Pourquoi avez-vous construit un référentiel RSE régional ?
Les entreprises régionales engagées dans une démarche RSE utilisent des référentiels très divers, tout comme les collectivités développent leurs propres outils pour intégrer des critères RSE dans leurs politiques publiques. C'est pour mieux coordonner ces initiatives que la Région a souhaité lancer une démarche de concertation, d'abord pour valider la pertinence d'un référentiel adapté au territoire et ensuite le construire. En partenariat avec le Comité 21, nous avons donc chargé Audencia Nantes d'animer le projet.
Pour quel résultat ?
Nous avons fonctionné comme pour la mise en œuvre d'un Agenda 21 avec un comité d'acteurs, un comité des parties prenantes, un comité de pilotage et des ateliers de travail. Au cours des débats, la pertinence d'un référentiel Pays de la Loire, pour les acteurs qui revendiquent leur appartenance à ce territoire particulier, a été reconnue. Le référentiel régional élaboré comprend les domaines classiques du social, de l'environnement, de l'économique et de la gouvernance, mais nous y avons ajouté un volet territorial. Cette dimension peut notamment se concrétiser en privilégiant les achats auprès de fournisseurs locaux ou encore en favorisant l'embauche des jeunes ou l'insertion. Notre approche n'est pas spectaculaire, mais pragmatique et opérationnel.
En parallèle, vous avez créé un fonds d'investissement RSE…

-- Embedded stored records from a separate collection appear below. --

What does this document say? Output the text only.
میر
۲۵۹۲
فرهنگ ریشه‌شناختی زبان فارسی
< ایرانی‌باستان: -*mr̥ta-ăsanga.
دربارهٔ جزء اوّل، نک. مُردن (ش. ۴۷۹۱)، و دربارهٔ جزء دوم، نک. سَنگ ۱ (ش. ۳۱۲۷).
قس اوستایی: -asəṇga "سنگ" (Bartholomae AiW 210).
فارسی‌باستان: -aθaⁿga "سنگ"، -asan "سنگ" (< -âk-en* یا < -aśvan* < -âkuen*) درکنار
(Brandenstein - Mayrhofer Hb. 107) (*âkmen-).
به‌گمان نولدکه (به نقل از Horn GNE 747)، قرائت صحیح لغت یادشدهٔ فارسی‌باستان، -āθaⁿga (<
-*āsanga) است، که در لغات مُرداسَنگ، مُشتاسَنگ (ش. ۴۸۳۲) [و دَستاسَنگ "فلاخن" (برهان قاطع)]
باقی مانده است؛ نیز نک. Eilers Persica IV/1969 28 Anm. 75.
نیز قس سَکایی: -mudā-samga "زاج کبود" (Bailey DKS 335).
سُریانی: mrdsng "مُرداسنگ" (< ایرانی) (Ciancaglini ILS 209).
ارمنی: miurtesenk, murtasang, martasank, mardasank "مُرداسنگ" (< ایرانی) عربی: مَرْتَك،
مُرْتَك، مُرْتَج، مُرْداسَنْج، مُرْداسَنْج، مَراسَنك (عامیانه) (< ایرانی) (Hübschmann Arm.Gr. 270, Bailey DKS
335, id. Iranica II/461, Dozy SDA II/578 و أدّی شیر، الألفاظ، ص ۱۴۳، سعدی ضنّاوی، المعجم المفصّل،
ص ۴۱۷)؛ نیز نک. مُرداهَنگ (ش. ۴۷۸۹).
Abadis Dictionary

En effet, nous avons créé avec France Active, le département de Loire-Atlantique, Nantes métropole et plusieurs banques, le Fonds régional d'investissement Pays de la Loire RSE. Il est destiné à faciliter le financement de projets d'entreprises reconnues comme responsables au regard du référentiel. Les entreprises disposent d'ailleurs d'un outil d'autoévaluation en ligne*. Celles qui souhaiteront bénéficier d'un financement devront apporter la preuve de leur engagement, à travers un certain nombre de documents obligatoires.
Comment la Région elle-même va-t-elle utiliser ce référentiel ?
La Région va prendre en compte ce référentiel dans l'ensemble de ses politiques publiques, en particulier dans son dispositif d'aides. C'est le cas de la commission régionale d'évaluation des aides, la Cresa, qui a pour objectif de contrôler l'utilisation des aides publiques. Le référentiel de la commission va se mettre en cohérence avec le référentiel RSE. Les contrats de progrès, que nous signons avec des entreprises qui bénéficient d'une aide de plus de 100 000 euros, seront également soumis à ce référentiel. Notre dispositif Dynamic entreprises, qui offre un accompagnement personnalisé pour doper la performance des PME, intègre dorénavant un module RSE. Enfin, nous allons soutenir la création d'une plateforme web qui va lister les formations des acheteurs et faciliter le référencement des entreprises régionales responsables sur la base du référentiel.
Quelles sont les prochaines étapes ?
Nous allons commencer par diffuser le plus largement possible le référentiel, en suivre l'appropriation pour pointer très vite les points de blocage s'ils existent. Et nous organisons le 27 février prochain la journée RSE DD Pays de la Loire. Cet événement présentera les bonnes pratiques et outils à disposition, tant pour les collectivités que pour les entreprises et remettra les trophées DD et RSE.